Neue Studie: Sehvermögen im Kindesalter bestimmt Assoziationen zwischen Formen und Tönen

Birgit Kruse Referat Medien- und Öffentlichkeitsarbeit
Universität Hamburg

    Wie arbeiten unsere Sinne wie Sehen, Hören und Tasten zusammen, wenn es darum geht, unsere Wahrnehmung der Welt zu ermöglichen? Eine aktuelle Studie von Wissenschaftlerinnen und Wissenschaftlern der Universität Hamburg legt nahe, dass unsere Wahrnehmung von Formen und Lauten von der Sehfähigkeit im Kindesalter abhängt. Ihre Ergebnisse beschreiben die Forscherinnen und Forscher im Fachjournal „Psychological Science”.

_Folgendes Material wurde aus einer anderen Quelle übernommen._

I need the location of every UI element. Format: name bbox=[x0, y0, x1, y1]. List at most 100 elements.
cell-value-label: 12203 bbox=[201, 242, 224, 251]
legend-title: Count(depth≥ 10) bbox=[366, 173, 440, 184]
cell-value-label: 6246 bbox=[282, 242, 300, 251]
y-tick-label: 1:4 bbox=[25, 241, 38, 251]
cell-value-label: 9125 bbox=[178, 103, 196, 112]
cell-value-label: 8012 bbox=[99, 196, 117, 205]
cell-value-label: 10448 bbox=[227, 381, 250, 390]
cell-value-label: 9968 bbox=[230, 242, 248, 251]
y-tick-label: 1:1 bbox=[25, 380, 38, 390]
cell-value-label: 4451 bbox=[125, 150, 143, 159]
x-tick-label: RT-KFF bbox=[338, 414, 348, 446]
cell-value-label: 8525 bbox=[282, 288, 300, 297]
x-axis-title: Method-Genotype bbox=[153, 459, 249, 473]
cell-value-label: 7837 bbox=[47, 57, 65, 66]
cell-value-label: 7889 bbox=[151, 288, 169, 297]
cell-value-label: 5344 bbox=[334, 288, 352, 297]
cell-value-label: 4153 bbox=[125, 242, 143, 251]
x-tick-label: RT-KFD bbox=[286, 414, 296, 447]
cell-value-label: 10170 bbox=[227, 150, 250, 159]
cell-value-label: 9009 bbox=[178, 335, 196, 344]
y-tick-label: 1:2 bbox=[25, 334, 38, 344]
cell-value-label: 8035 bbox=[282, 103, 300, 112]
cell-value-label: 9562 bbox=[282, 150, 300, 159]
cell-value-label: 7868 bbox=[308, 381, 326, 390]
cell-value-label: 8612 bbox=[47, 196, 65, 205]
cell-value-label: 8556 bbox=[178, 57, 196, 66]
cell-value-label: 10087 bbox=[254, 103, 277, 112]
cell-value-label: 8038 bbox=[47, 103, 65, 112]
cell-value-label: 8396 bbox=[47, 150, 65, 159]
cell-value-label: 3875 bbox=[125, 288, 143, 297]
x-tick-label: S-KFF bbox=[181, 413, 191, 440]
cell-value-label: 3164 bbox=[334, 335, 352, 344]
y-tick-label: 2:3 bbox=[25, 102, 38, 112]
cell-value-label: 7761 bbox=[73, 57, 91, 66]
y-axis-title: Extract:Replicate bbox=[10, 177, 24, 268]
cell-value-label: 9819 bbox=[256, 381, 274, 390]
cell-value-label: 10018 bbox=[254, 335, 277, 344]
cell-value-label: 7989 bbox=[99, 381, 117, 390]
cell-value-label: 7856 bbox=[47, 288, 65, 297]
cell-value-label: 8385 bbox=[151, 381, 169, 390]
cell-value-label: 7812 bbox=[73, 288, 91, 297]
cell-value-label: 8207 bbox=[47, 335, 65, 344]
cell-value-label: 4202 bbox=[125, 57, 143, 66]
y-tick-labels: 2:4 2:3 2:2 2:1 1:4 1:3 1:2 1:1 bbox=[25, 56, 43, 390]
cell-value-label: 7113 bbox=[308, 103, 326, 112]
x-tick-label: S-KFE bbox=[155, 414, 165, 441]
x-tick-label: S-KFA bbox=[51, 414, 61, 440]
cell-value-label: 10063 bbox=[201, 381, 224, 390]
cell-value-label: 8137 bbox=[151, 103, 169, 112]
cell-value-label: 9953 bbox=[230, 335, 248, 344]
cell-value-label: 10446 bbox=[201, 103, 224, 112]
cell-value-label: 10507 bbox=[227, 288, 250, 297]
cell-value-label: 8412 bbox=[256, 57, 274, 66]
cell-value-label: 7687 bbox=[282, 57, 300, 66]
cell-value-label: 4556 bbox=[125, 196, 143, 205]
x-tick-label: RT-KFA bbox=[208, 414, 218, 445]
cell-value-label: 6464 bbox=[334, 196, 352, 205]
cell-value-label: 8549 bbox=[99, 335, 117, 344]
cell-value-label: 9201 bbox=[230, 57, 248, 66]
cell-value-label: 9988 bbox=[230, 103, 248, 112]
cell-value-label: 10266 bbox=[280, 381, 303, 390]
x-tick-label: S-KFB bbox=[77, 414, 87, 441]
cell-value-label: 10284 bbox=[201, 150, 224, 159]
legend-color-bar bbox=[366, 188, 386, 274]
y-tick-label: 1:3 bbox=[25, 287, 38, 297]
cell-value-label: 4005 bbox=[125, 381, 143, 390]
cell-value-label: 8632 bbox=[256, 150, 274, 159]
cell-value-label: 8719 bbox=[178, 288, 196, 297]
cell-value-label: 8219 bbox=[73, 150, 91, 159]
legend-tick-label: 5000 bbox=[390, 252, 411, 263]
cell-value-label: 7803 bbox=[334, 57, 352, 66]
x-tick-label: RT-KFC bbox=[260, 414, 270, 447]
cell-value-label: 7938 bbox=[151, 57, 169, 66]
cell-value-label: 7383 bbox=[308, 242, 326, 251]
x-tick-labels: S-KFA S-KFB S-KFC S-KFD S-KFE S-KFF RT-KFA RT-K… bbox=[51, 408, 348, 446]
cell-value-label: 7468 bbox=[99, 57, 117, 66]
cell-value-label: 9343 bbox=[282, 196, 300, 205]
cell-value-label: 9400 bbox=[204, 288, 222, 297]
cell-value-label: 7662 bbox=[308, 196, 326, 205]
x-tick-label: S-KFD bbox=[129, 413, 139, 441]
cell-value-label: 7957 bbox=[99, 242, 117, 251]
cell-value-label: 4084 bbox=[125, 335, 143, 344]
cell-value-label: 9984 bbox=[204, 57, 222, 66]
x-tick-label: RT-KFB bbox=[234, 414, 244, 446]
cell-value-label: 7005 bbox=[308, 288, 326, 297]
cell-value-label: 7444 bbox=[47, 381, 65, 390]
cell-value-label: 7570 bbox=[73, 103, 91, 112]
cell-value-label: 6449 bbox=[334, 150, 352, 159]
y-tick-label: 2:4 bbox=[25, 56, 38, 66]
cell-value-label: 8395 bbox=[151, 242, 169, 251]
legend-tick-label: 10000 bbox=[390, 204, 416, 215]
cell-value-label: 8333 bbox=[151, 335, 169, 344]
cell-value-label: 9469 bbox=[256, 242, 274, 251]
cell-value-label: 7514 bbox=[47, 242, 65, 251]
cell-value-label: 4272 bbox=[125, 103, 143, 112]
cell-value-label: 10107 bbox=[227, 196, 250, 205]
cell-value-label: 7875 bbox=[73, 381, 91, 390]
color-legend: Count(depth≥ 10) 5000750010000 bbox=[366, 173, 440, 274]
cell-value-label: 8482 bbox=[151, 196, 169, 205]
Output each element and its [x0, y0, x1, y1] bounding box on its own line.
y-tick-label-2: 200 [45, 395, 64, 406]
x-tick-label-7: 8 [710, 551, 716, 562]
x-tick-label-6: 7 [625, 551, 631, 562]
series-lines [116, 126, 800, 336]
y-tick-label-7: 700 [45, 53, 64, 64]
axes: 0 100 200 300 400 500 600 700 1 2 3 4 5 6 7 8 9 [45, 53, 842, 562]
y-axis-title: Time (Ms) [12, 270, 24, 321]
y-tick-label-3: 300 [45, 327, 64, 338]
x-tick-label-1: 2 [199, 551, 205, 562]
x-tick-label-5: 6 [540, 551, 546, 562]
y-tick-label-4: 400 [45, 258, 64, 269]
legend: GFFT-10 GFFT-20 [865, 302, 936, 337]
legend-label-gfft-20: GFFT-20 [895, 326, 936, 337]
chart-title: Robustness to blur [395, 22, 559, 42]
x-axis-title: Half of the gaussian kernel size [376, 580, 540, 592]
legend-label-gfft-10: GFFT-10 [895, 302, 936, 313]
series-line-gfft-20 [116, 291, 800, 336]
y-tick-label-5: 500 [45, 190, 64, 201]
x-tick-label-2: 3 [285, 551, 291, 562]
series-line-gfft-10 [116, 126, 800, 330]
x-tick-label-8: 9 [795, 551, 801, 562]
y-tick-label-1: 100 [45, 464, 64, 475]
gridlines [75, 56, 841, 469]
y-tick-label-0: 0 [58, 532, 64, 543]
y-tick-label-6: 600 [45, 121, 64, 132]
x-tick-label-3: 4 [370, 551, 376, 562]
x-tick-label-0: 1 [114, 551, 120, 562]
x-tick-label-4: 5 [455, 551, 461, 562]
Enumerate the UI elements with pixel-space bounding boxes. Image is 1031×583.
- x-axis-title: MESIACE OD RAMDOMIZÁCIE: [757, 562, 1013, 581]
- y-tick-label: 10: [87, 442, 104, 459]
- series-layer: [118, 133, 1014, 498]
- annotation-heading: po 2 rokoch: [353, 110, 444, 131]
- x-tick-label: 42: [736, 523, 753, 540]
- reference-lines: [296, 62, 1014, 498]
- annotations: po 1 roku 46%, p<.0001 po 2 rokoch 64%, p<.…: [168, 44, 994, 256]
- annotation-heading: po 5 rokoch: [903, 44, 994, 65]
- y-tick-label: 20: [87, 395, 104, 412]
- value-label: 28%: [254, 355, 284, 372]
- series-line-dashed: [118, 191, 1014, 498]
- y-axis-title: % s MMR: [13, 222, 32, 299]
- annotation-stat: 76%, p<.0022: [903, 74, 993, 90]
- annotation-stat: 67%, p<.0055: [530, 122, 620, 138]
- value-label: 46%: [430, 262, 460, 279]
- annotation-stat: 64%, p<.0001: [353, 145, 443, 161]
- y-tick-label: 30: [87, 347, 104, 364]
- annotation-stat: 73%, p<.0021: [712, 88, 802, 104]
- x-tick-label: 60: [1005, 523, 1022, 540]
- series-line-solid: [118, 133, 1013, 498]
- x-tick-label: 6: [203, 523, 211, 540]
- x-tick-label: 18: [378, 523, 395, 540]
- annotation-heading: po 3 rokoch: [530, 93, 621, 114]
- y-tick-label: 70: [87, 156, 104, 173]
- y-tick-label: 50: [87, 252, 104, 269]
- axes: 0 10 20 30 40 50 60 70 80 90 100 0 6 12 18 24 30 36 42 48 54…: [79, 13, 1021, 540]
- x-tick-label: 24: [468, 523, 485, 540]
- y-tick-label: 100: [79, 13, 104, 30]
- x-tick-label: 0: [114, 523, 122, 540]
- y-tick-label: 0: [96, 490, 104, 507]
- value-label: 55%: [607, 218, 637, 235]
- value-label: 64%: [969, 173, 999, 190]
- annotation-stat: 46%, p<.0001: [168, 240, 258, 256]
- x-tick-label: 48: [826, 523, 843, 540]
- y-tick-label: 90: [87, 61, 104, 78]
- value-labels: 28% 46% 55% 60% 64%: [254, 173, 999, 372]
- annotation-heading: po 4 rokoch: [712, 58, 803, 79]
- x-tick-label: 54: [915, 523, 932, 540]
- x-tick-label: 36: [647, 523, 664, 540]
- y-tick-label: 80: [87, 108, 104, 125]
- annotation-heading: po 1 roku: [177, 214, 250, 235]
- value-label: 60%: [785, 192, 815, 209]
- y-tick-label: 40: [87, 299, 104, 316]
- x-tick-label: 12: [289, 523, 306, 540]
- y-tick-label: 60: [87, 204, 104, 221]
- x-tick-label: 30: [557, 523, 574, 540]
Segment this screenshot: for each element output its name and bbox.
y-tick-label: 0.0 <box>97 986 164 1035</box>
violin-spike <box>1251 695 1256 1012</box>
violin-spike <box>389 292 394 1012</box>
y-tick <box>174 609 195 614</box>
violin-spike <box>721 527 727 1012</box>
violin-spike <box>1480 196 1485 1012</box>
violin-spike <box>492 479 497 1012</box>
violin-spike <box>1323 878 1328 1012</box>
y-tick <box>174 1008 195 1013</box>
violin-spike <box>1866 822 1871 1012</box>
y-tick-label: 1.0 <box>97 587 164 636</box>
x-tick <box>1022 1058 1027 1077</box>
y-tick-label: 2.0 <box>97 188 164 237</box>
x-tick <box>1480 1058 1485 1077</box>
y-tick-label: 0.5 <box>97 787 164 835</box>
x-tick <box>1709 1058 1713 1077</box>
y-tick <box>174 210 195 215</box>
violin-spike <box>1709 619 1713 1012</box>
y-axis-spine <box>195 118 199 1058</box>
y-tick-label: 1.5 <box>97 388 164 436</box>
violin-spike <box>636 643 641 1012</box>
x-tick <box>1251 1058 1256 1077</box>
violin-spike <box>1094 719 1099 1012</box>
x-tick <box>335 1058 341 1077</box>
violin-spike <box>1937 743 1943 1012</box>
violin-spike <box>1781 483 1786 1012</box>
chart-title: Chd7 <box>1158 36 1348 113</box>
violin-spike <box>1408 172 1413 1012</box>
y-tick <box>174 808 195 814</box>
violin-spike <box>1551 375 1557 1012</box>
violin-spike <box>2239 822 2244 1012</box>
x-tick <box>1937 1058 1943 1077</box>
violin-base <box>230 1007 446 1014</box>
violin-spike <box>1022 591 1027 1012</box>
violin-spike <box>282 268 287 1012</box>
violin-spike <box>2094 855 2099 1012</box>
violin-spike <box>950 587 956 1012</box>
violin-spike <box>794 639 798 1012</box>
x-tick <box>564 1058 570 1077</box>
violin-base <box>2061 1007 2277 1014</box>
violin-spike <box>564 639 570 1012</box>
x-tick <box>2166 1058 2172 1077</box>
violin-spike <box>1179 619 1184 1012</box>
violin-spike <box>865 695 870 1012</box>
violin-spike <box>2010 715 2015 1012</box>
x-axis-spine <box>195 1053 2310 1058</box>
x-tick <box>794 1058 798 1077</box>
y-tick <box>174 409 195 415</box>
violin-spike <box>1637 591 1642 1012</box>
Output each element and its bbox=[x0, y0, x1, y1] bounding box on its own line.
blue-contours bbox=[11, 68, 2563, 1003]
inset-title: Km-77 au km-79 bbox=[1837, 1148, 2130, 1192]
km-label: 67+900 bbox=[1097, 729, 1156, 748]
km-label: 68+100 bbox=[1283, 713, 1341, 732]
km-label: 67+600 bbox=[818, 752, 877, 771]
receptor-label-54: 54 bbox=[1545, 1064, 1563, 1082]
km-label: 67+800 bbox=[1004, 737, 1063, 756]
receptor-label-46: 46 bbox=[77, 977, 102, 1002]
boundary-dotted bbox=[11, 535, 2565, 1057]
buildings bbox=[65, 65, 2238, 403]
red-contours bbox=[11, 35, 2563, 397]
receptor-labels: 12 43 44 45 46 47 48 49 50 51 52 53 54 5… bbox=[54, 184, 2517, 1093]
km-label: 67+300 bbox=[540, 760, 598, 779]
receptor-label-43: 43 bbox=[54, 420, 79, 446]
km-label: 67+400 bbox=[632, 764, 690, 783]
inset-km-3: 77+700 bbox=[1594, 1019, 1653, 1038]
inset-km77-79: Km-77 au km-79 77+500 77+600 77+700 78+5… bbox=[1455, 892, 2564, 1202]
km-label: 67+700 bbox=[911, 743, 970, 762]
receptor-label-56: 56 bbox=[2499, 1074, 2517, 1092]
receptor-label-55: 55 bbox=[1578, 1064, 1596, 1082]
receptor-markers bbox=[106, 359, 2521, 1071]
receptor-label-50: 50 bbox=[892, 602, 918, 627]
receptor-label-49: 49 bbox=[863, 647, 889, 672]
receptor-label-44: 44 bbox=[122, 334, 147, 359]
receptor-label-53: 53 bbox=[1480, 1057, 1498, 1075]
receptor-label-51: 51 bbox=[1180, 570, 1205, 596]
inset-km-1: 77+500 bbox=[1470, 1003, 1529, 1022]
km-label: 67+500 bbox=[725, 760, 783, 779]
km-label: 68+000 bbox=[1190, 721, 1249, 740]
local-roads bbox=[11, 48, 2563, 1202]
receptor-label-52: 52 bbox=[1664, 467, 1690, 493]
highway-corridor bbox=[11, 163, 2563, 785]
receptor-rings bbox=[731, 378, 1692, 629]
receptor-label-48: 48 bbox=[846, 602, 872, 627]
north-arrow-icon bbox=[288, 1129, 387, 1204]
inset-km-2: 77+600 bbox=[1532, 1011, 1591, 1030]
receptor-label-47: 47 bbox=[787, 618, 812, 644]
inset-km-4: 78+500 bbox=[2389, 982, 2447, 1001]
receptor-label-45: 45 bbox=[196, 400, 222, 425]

    Menschen fast aller Kulturen und Ethnien ordnen bestimmte Formen automatisch bestimmten Tönen zu. Wörter mit hoher Tonfrequenz (z. B. „Kiki“) werden mit spitzen und eckigen Formen verknüpft, Wörter mit tiefer Tonfrequenz (z. B. „Bouba“) vor allem mit glatten und runden Formen. Diese sogenannten multisensorischen Assoziationen wurden auch bei Ethnien beobachtet, die keine Schrift benutzen. Sind diese Assoziationen angeboren oder entwickeln wir sie im Laufe der Zeit? Und welche Rolle spielt die Fähigkeit, im Kindesalter Formen sehen zu können?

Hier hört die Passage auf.